Primera Lectura Is 10:5-7, 13b-16
5. ¡Ay de Asiria, vara de mi ira! el bastón en su mano es (instrumento de) mi furor. Contra una nación impía le enviaré, le daré orden de ir contra el pueblo, objeto de mi ira, para saquearlo y llevarse el botín, para pisotearlo como al lodo de las calles. Pero él no piensa así, y su corazón no tiene tal concepto; pues su corazón piensa en destruir y exterminar naciones en gran número.
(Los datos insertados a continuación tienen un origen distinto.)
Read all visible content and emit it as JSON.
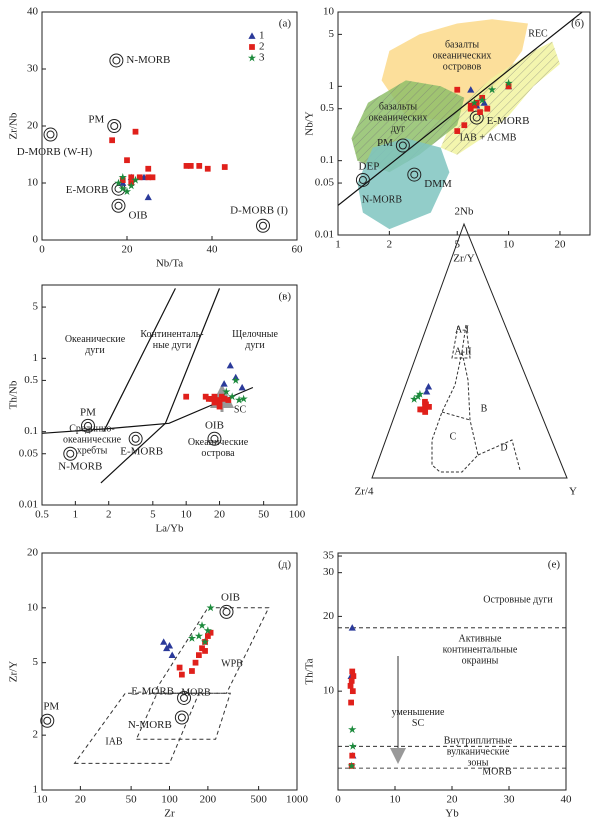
{
  "chart_data": [
    {
      "type": "scatter",
      "panel": "(а)",
      "xlabel": "Nb/Ta",
      "ylabel": "Zr/Nb",
      "xscale": "linear",
      "yscale": "linear",
      "xlim": [
        0,
        60
      ],
      "ylim": [
        0,
        40
      ],
      "xticks": [
        0,
        20,
        40,
        60
      ],
      "yticks": [
        0,
        10,
        20,
        30,
        40
      ],
      "series": [
        {
          "name": "1",
          "marker": "triangle",
          "color": "#2b3a9a",
          "x": [
            19,
            21,
            25,
            24
          ],
          "y": [
            10,
            11,
            7.5,
            11
          ]
        },
        {
          "name": "2",
          "marker": "square",
          "color": "#e0201b",
          "x": [
            16.5,
            20,
            22,
            21,
            23,
            25,
            25,
            34,
            35,
            37,
            39,
            43,
            19,
            21,
            26
          ],
          "y": [
            17.5,
            14,
            19,
            11,
            11,
            12.5,
            11,
            13,
            13,
            13,
            12.5,
            12.8,
            10.5,
            10,
            11
          ]
        },
        {
          "name": "3",
          "marker": "star",
          "color": "#1c8a3c",
          "x": [
            18,
            19,
            20,
            21,
            22,
            19
          ],
          "y": [
            10,
            9,
            8.5,
            9.5,
            10.5,
            11
          ]
        }
      ],
      "refs": {
        "labels": [
          "N-MORB",
          "PM",
          "D-MORB (W-H)",
          "E-MORB",
          "OIB",
          "D-MORB (I)"
        ],
        "x": [
          17.5,
          17,
          2,
          18,
          18,
          52
        ],
        "y": [
          31.5,
          20,
          18.5,
          9,
          6,
          2.5
        ]
      },
      "regions": [],
      "lines": [],
      "notes": []
    },
    {
      "type": "scatter",
      "panel": "(б)",
      "xlabel": "Zr/Y",
      "ylabel": "Nb/Y",
      "xscale": "log",
      "yscale": "log",
      "xlim": [
        1,
        30
      ],
      "ylim": [
        0.01,
        10
      ],
      "xticks": [
        1,
        2,
        5,
        10,
        20
      ],
      "yticks": [
        0.01,
        0.05,
        0.1,
        0.5,
        1,
        5,
        10
      ],
      "series": [
        {
          "marker": "triangle",
          "color": "#2b3a9a",
          "x": [
            6,
            6.5,
            7.2,
            10
          ],
          "y": [
            0.9,
            0.55,
            0.6,
            1
          ]
        },
        {
          "marker": "square",
          "color": "#e0201b",
          "x": [
            5,
            6,
            6.3,
            6.5,
            7,
            7.5,
            6.8,
            5.5,
            5,
            10,
            6
          ],
          "y": [
            0.9,
            0.5,
            0.55,
            0.6,
            0.7,
            0.5,
            0.45,
            0.3,
            0.25,
            1,
            0.55
          ]
        },
        {
          "marker": "star",
          "color": "#1c8a3c",
          "x": [
            8,
            10,
            7,
            6.3
          ],
          "y": [
            0.9,
            1.1,
            0.65,
            0.6
          ]
        }
      ],
      "refs": {
        "labels": [
          "PM",
          "DEP",
          "DMM",
          "E-MORB"
        ],
        "x": [
          2.4,
          1.4,
          2.8,
          6.5
        ],
        "y": [
          0.16,
          0.055,
          0.065,
          0.38
        ]
      },
      "regions": [
        {
          "fill": "#fbd98a",
          "x": [
            1.8,
            2,
            3,
            5,
            8,
            13,
            12,
            9,
            6,
            4,
            2.5
          ],
          "y": [
            1.2,
            3,
            5,
            7,
            8,
            7,
            3,
            1.2,
            0.5,
            0.35,
            0.4
          ]
        },
        {
          "fill": "#f1f3a0",
          "hatch": true,
          "x": [
            4,
            5,
            8,
            14,
            18,
            20,
            14,
            10,
            7,
            5
          ],
          "y": [
            0.15,
            0.5,
            1.3,
            3,
            4,
            2,
            1,
            0.4,
            0.2,
            0.12
          ]
        },
        {
          "fill": "#8fbf6a",
          "hatch": true,
          "x": [
            1.2,
            1.5,
            2.5,
            4,
            5.5,
            5,
            3,
            2,
            1.3
          ],
          "y": [
            0.2,
            0.6,
            1.2,
            1,
            0.7,
            0.3,
            0.12,
            0.07,
            0.1
          ]
        },
        {
          "fill": "#7fc4c0",
          "x": [
            1.3,
            1.6,
            2.5,
            4,
            4.5,
            3.5,
            2,
            1.4
          ],
          "y": [
            0.05,
            0.15,
            0.2,
            0.15,
            0.07,
            0.02,
            0.012,
            0.02
          ]
        }
      ],
      "lines": [
        {
          "x": [
            1,
            27
          ],
          "y": [
            0.025,
            10
          ]
        }
      ],
      "notes": [
        "REC",
        "базалты\nокеанических\nостровов",
        "базальты\nокеанических\nдуг",
        "IAB + ACMB",
        "N-MORB"
      ]
    },
    {
      "type": "scatter",
      "panel": "(в)",
      "xlabel": "La/Yb",
      "ylabel": "Th/Nb",
      "xscale": "log",
      "yscale": "log",
      "xlim": [
        0.5,
        100
      ],
      "ylim": [
        0.01,
        10
      ],
      "xticks": [
        0.5,
        1,
        2,
        5,
        10,
        20,
        50,
        100
      ],
      "yticks": [
        0.01,
        0.05,
        0.1,
        0.5,
        1,
        5
      ],
      "series": [
        {
          "marker": "triangle",
          "color": "#2b3a9a",
          "x": [
            25,
            28,
            32,
            22
          ],
          "y": [
            0.8,
            0.55,
            0.4,
            0.45
          ]
        },
        {
          "marker": "square",
          "color": "#e0201b",
          "x": [
            10,
            15,
            16,
            17,
            18,
            19,
            20,
            21,
            22,
            24,
            18,
            20
          ],
          "y": [
            0.3,
            0.3,
            0.28,
            0.28,
            0.3,
            0.27,
            0.25,
            0.3,
            0.28,
            0.27,
            0.25,
            0.22
          ]
        },
        {
          "marker": "star",
          "color": "#1c8a3c",
          "x": [
            23,
            26,
            30,
            33,
            28
          ],
          "y": [
            0.35,
            0.3,
            0.27,
            0.28,
            0.5
          ]
        }
      ],
      "refs": {
        "labels": [
          "PM",
          "N-MORB",
          "E-MORB",
          "OIB"
        ],
        "x": [
          1.3,
          0.9,
          3.5,
          18
        ],
        "y": [
          0.12,
          0.05,
          0.08,
          0.08
        ]
      },
      "regions": [],
      "lines": [
        {
          "x": [
            0.5,
            2,
            7,
            40
          ],
          "y": [
            0.095,
            0.11,
            0.13,
            0.4
          ]
        },
        {
          "x": [
            1.8,
            8
          ],
          "y": [
            0.1,
            9
          ]
        },
        {
          "x": [
            6.5,
            20
          ],
          "y": [
            0.13,
            9
          ]
        },
        {
          "x": [
            1.7,
            6.5
          ],
          "y": [
            0.02,
            0.13
          ]
        }
      ],
      "notes": [
        "Океанические\nдуги",
        "Континенталь-\nные дуги",
        "Щелочные\nдуги",
        "Срединно-\nокеанические\nхребты",
        "Океанические\nострова",
        "SC"
      ]
    },
    {
      "type": "ternary",
      "corners": [
        "2Nb",
        "Zr/4",
        "Y"
      ],
      "notes": [
        "A-I",
        "A-II",
        "B",
        "C",
        "D"
      ],
      "series": [
        {
          "marker": "triangle",
          "color": "#2b3a9a",
          "nb": [
            36,
            34
          ],
          "zr": [
            52,
            54
          ],
          "y": [
            12,
            12
          ]
        },
        {
          "marker": "square",
          "color": "#e0201b",
          "nb": [
            28,
            27,
            29,
            26,
            28,
            30,
            27
          ],
          "zr": [
            58,
            60,
            57,
            59,
            56,
            57,
            61
          ],
          "y": [
            14,
            13,
            14,
            15,
            16,
            13,
            12
          ]
        },
        {
          "marker": "star",
          "color": "#1c8a3c",
          "nb": [
            32,
            31,
            33
          ],
          "zr": [
            59.5,
            62,
            58
          ],
          "y": [
            8.5,
            7,
            9
          ]
        }
      ]
    },
    {
      "type": "scatter",
      "panel": "(д)",
      "xlabel": "Zr",
      "ylabel": "Zr/Y",
      "xscale": "log",
      "yscale": "log",
      "xlim": [
        10,
        1000
      ],
      "ylim": [
        1,
        20
      ],
      "xticks": [
        10,
        20,
        50,
        100,
        200,
        500,
        1000
      ],
      "yticks": [
        1,
        2,
        5,
        10,
        20
      ],
      "series": [
        {
          "marker": "triangle",
          "color": "#2b3a9a",
          "x": [
            90,
            95,
            100,
            105
          ],
          "y": [
            6.5,
            6,
            6.2,
            5.5
          ]
        },
        {
          "marker": "square",
          "color": "#e0201b",
          "x": [
            120,
            125,
            160,
            170,
            180,
            190,
            200,
            210,
            150,
            190
          ],
          "y": [
            4.7,
            4.3,
            5,
            5.5,
            6,
            6.5,
            7,
            7.3,
            4.5,
            5.8
          ]
        },
        {
          "marker": "star",
          "color": "#1c8a3c",
          "x": [
            210,
            180,
            200,
            170,
            190,
            150
          ],
          "y": [
            10,
            8,
            7.5,
            7,
            6.5,
            6.8
          ]
        }
      ],
      "refs": {
        "labels": [
          "OIB",
          "E-MORB",
          "N-MORB",
          "PM"
        ],
        "x": [
          280,
          130,
          125,
          11
        ],
        "y": [
          9.5,
          3.2,
          2.5,
          2.4
        ]
      },
      "regions": [
        {
          "dashed": true,
          "x": [
            75,
            280,
            600,
            200
          ],
          "y": [
            3.4,
            3.4,
            10,
            10
          ]
        },
        {
          "dashed": true,
          "x": [
            55,
            230,
            300,
            80
          ],
          "y": [
            1.9,
            1.9,
            3.4,
            3.4
          ]
        },
        {
          "dashed": true,
          "x": [
            18,
            100,
            170,
            45
          ],
          "y": [
            1.4,
            1.4,
            3.4,
            3.4
          ]
        }
      ],
      "lines": [],
      "notes": [
        "WPB",
        "MORB",
        "IAB"
      ]
    },
    {
      "type": "scatter",
      "panel": "(е)",
      "xlabel": "Yb",
      "ylabel": "Th/Ta",
      "xscale": "linear",
      "yscale": "log",
      "xlim": [
        0,
        40
      ],
      "ylim": [
        4,
        36
      ],
      "xticks": [
        0,
        10,
        20,
        30,
        40
      ],
      "yticks": [
        10,
        20,
        30,
        35
      ],
      "series": [
        {
          "marker": "triangle",
          "color": "#2b3a9a",
          "x": [
            2.5,
            2.3,
            2.6
          ],
          "y": [
            18,
            11.5,
            5.5
          ]
        },
        {
          "marker": "square",
          "color": "#e0201b",
          "x": [
            2.4,
            2.5,
            2.3,
            2.6,
            2.4,
            2.5,
            2.7,
            2.2
          ],
          "y": [
            5,
            5.5,
            9,
            10,
            11,
            12,
            11.5,
            10.5
          ]
        },
        {
          "marker": "star",
          "color": "#1c8a3c",
          "x": [
            2.6,
            2.4,
            2.5
          ],
          "y": [
            6,
            5,
            7
          ]
        }
      ],
      "regions": [],
      "lines": [
        {
          "dashed": true,
          "x": [
            0,
            40
          ],
          "y": [
            18,
            18
          ]
        },
        {
          "dashed": true,
          "x": [
            0,
            40
          ],
          "y": [
            6,
            6
          ]
        },
        {
          "dashed": true,
          "x": [
            0,
            40
          ],
          "y": [
            4.9,
            4.9
          ]
        }
      ],
      "notes": [
        "Островные дуги",
        "Активные\nконтинентальные\nокраины",
        "Внутриплитные\nвулканические\nзоны",
        "MORB",
        "уменьшение\nSC"
      ]
    }
  ]
}
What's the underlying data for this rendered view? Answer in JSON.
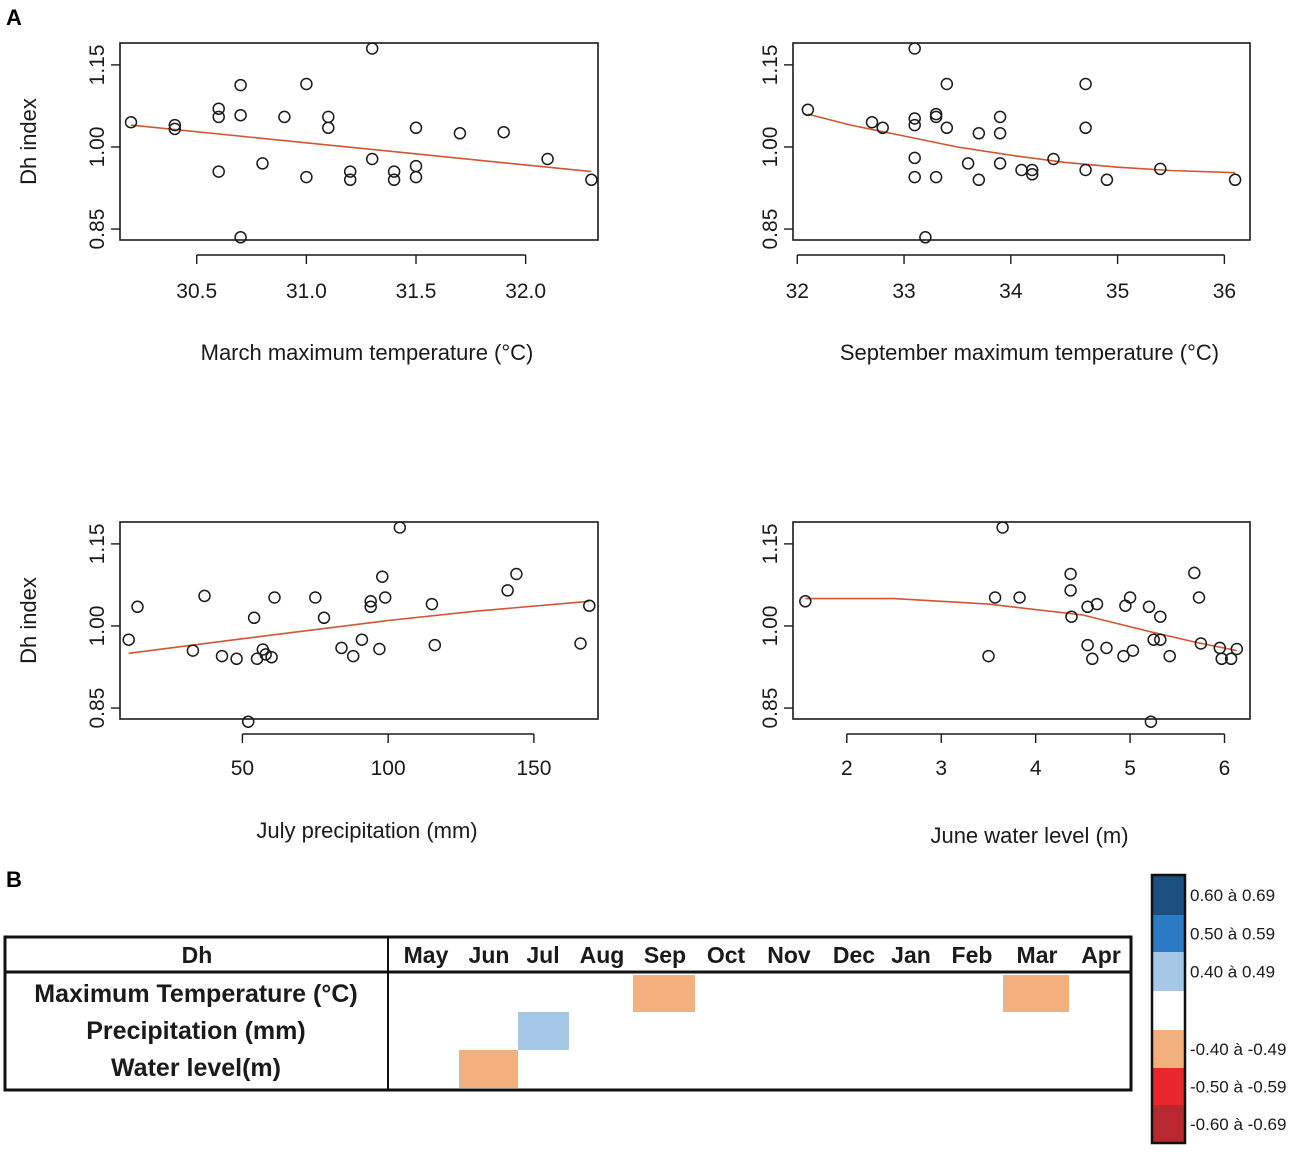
{
  "panel_labels": {
    "a": "A",
    "b": "B"
  },
  "chart_data": [
    {
      "type": "scatter",
      "id": "march",
      "xlabel": "March maximum temperature (°C)",
      "ylabel": "Dh index",
      "xlim": [
        30.15,
        32.33
      ],
      "ylim": [
        0.83,
        1.19
      ],
      "xticks": [
        "30.5",
        "31.0",
        "31.5",
        "32.0"
      ],
      "yticks": [
        "0.85",
        "1.00",
        "1.15"
      ],
      "points": [
        [
          30.2,
          1.045
        ],
        [
          30.4,
          1.04
        ],
        [
          30.4,
          1.033
        ],
        [
          30.6,
          1.07
        ],
        [
          30.6,
          1.055
        ],
        [
          30.6,
          0.955
        ],
        [
          30.7,
          1.113
        ],
        [
          30.7,
          1.058
        ],
        [
          30.7,
          0.835
        ],
        [
          30.8,
          0.97
        ],
        [
          30.9,
          1.055
        ],
        [
          31.0,
          1.115
        ],
        [
          31.0,
          0.945
        ],
        [
          31.1,
          1.055
        ],
        [
          31.1,
          1.035
        ],
        [
          31.2,
          0.955
        ],
        [
          31.2,
          0.94
        ],
        [
          31.3,
          1.18
        ],
        [
          31.3,
          0.978
        ],
        [
          31.4,
          0.955
        ],
        [
          31.4,
          0.94
        ],
        [
          31.5,
          1.035
        ],
        [
          31.5,
          0.965
        ],
        [
          31.5,
          0.945
        ],
        [
          31.7,
          1.025
        ],
        [
          31.9,
          1.027
        ],
        [
          32.1,
          0.978
        ],
        [
          32.3,
          0.94
        ]
      ],
      "fit": [
        [
          30.2,
          1.04
        ],
        [
          32.3,
          0.955
        ]
      ],
      "color": "#d0562f"
    },
    {
      "type": "scatter",
      "id": "september",
      "xlabel": "September maximum temperature (°C)",
      "ylabel": "",
      "xlim": [
        31.96,
        36.24
      ],
      "ylim": [
        0.83,
        1.19
      ],
      "xticks": [
        "32",
        "33",
        "34",
        "35",
        "36"
      ],
      "yticks": [
        "0.85",
        "1.00",
        "1.15"
      ],
      "points": [
        [
          32.1,
          1.068
        ],
        [
          32.7,
          1.045
        ],
        [
          32.8,
          1.035
        ],
        [
          33.1,
          1.18
        ],
        [
          33.1,
          1.052
        ],
        [
          33.1,
          1.04
        ],
        [
          33.1,
          0.98
        ],
        [
          33.1,
          0.945
        ],
        [
          33.2,
          0.835
        ],
        [
          33.3,
          1.06
        ],
        [
          33.3,
          1.055
        ],
        [
          33.3,
          0.945
        ],
        [
          33.4,
          1.115
        ],
        [
          33.4,
          1.035
        ],
        [
          33.6,
          0.97
        ],
        [
          33.7,
          1.025
        ],
        [
          33.7,
          0.94
        ],
        [
          33.9,
          1.055
        ],
        [
          33.9,
          1.025
        ],
        [
          33.9,
          0.97
        ],
        [
          34.1,
          0.958
        ],
        [
          34.2,
          0.958
        ],
        [
          34.2,
          0.95
        ],
        [
          34.4,
          0.978
        ],
        [
          34.7,
          1.115
        ],
        [
          34.7,
          1.035
        ],
        [
          34.7,
          0.958
        ],
        [
          34.9,
          0.94
        ],
        [
          35.4,
          0.96
        ],
        [
          36.1,
          0.94
        ]
      ],
      "fit": [
        [
          32.1,
          1.06
        ],
        [
          32.5,
          1.04
        ],
        [
          33.0,
          1.02
        ],
        [
          33.5,
          1.0
        ],
        [
          34.0,
          0.985
        ],
        [
          34.5,
          0.972
        ],
        [
          35.0,
          0.963
        ],
        [
          35.5,
          0.957
        ],
        [
          36.1,
          0.953
        ]
      ],
      "color": "#d0562f"
    },
    {
      "type": "scatter",
      "id": "july",
      "xlabel": "July precipitation (mm)",
      "ylabel": "Dh index",
      "xlim": [
        8,
        172
      ],
      "ylim": [
        0.83,
        1.19
      ],
      "xticks": [
        "50",
        "100",
        "150"
      ],
      "yticks": [
        "0.85",
        "1.00",
        "1.15"
      ],
      "points": [
        [
          11,
          0.975
        ],
        [
          14,
          1.035
        ],
        [
          33,
          0.955
        ],
        [
          37,
          1.055
        ],
        [
          43,
          0.945
        ],
        [
          48,
          0.94
        ],
        [
          52,
          0.825
        ],
        [
          54,
          1.015
        ],
        [
          55,
          0.94
        ],
        [
          57,
          0.957
        ],
        [
          58,
          0.948
        ],
        [
          60,
          0.943
        ],
        [
          61,
          1.052
        ],
        [
          75,
          1.052
        ],
        [
          78,
          1.015
        ],
        [
          84,
          0.96
        ],
        [
          88,
          0.945
        ],
        [
          91,
          0.975
        ],
        [
          94,
          1.045
        ],
        [
          94,
          1.035
        ],
        [
          97,
          0.958
        ],
        [
          98,
          1.09
        ],
        [
          99,
          1.052
        ],
        [
          104,
          1.18
        ],
        [
          115,
          1.04
        ],
        [
          116,
          0.965
        ],
        [
          141,
          1.065
        ],
        [
          144,
          1.095
        ],
        [
          166,
          0.968
        ],
        [
          169,
          1.037
        ]
      ],
      "fit": [
        [
          11,
          0.95
        ],
        [
          40,
          0.97
        ],
        [
          70,
          0.99
        ],
        [
          100,
          1.01
        ],
        [
          130,
          1.027
        ],
        [
          169,
          1.045
        ]
      ],
      "color": "#d0562f"
    },
    {
      "type": "scatter",
      "id": "june",
      "xlabel": "June water level (m)",
      "ylabel": "",
      "xlim": [
        1.43,
        6.27
      ],
      "ylim": [
        0.83,
        1.19
      ],
      "xticks": [
        "2",
        "3",
        "4",
        "5",
        "6"
      ],
      "yticks": [
        "0.85",
        "1.00",
        "1.15"
      ],
      "points": [
        [
          1.56,
          1.045
        ],
        [
          3.5,
          0.945
        ],
        [
          3.57,
          1.052
        ],
        [
          3.65,
          1.18
        ],
        [
          3.83,
          1.052
        ],
        [
          4.37,
          1.095
        ],
        [
          4.37,
          1.065
        ],
        [
          4.38,
          1.017
        ],
        [
          4.55,
          0.965
        ],
        [
          4.55,
          1.035
        ],
        [
          4.6,
          0.94
        ],
        [
          4.65,
          1.04
        ],
        [
          4.75,
          0.96
        ],
        [
          4.93,
          0.945
        ],
        [
          4.95,
          1.037
        ],
        [
          5.0,
          1.052
        ],
        [
          5.03,
          0.955
        ],
        [
          5.2,
          1.035
        ],
        [
          5.22,
          0.825
        ],
        [
          5.25,
          0.975
        ],
        [
          5.32,
          0.975
        ],
        [
          5.32,
          1.017
        ],
        [
          5.42,
          0.945
        ],
        [
          5.68,
          1.097
        ],
        [
          5.73,
          1.052
        ],
        [
          5.75,
          0.968
        ],
        [
          5.95,
          0.96
        ],
        [
          5.97,
          0.94
        ],
        [
          6.07,
          0.94
        ],
        [
          6.13,
          0.958
        ]
      ],
      "fit": [
        [
          1.56,
          1.05
        ],
        [
          2.5,
          1.05
        ],
        [
          3.5,
          1.04
        ],
        [
          4.5,
          1.02
        ],
        [
          5.2,
          0.99
        ],
        [
          5.7,
          0.97
        ],
        [
          6.13,
          0.955
        ]
      ],
      "color": "#d0562f"
    },
    {
      "type": "heatmap",
      "id": "correlation-table",
      "corner_label": "Dh",
      "columns": [
        "May",
        "Jun",
        "Jul",
        "Aug",
        "Sep",
        "Oct",
        "Nov",
        "Dec",
        "Jan",
        "Feb",
        "Mar",
        "Apr"
      ],
      "rows": [
        "Maximum Temperature (°C)",
        "Precipitation (mm)",
        "Water level(m)"
      ],
      "cells": [
        {
          "row": 0,
          "col": 4,
          "class": "-0.40 à -0.49",
          "color": "#f2b07e"
        },
        {
          "row": 0,
          "col": 10,
          "class": "-0.40 à -0.49",
          "color": "#f2b07e"
        },
        {
          "row": 1,
          "col": 2,
          "class": "0.40 à 0.49",
          "color": "#a6c8e8"
        },
        {
          "row": 2,
          "col": 1,
          "class": "-0.40 à -0.49",
          "color": "#f2b07e"
        }
      ],
      "legend": [
        {
          "label": "0.60 à 0.69",
          "color": "#1b4f7f"
        },
        {
          "label": "0.50 à 0.59",
          "color": "#2a7bc4"
        },
        {
          "label": "0.40 à 0.49",
          "color": "#a6c8e8"
        },
        {
          "label": "",
          "color": "#ffffff"
        },
        {
          "label": "-0.40 à -0.49",
          "color": "#f2b07e"
        },
        {
          "label": "-0.50 à -0.59",
          "color": "#e8262b"
        },
        {
          "label": "-0.60 à -0.69",
          "color": "#b8282e"
        }
      ]
    }
  ]
}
porque él dice: “Con el poder de mi mano he hecho esto, y con mi sabiduría, pues soy inteligente. He mudado los límites de los pueblos y saqueado sus tesoros; y como un héroe he derribado a los sentados (sobre tronos). Mi mano ha hallado, como un nido, las riquezas de los pueblos; y como quien recoge los huevos abandonados, así me he apoderado de toda la tierra: y no hubo quien moviese las alas ni abriese el pico para piar.” 15. ¿Acaso el hacha se gloría contra aquel que corta con ella? ¿o se ensoberbece la sierra contra aquel que la maneja? Como si la vara dirigiera al que la alza, como si el bastón se levantase a sí mismo y no fuese leño. Por eso el Señor, Yahvé de los ejércitos, enviará la extenuación entre sus robustos, y por debajo de su gloria arderá un fuego como fuego de incendio.
Salmo Responsorial Sal 94:5-6, 7-8, 9-10, 14-15
Oprimen a tu pueblo, Yahvé, y devastan tu heredad; asesinan a la viuda y al extranjero, y matan a los huérfanos.
Y dicen: “El Señor no lo ve, el Dios de Jacob nada sabe.” Entendedlo, oh necios entre todos; insensatos, sabedlo al fin:
Aquel que plantó el oído ¿no oirá Él mismo? Y el que formó el ojo ¿no verá? El que castiga a las naciones ¿no ha de pedir cuentas? Aquel que enseña al hombre ¿(no tendrá) conocimiento?
Puesto que Yahvé no desechará a su pueblo, ni desamparará su heredad, sino que volverá a imperar la justicia, y la seguirán todos los rectos de corazón.
Evangelio Mt 11:25-27
Por aquel tiempo Jesús dio una respuesta, diciendo: “Yo te alabo, oh Padre, Señor del cielo y de la tierra, porque encubres estas cosas a los sabios y a los prudentes, y las revelas a los pequeños. Así es, oh Padre, porque esto es lo que te agrada a Ti. A Mí me ha sido transmitido todo por mi Padre, y nadie conoce bien al Hijo sino el Padre, ni al Padre conoce bien nadie sino el Hijo y aquel a quien el Hijo quisiere revelar (lo).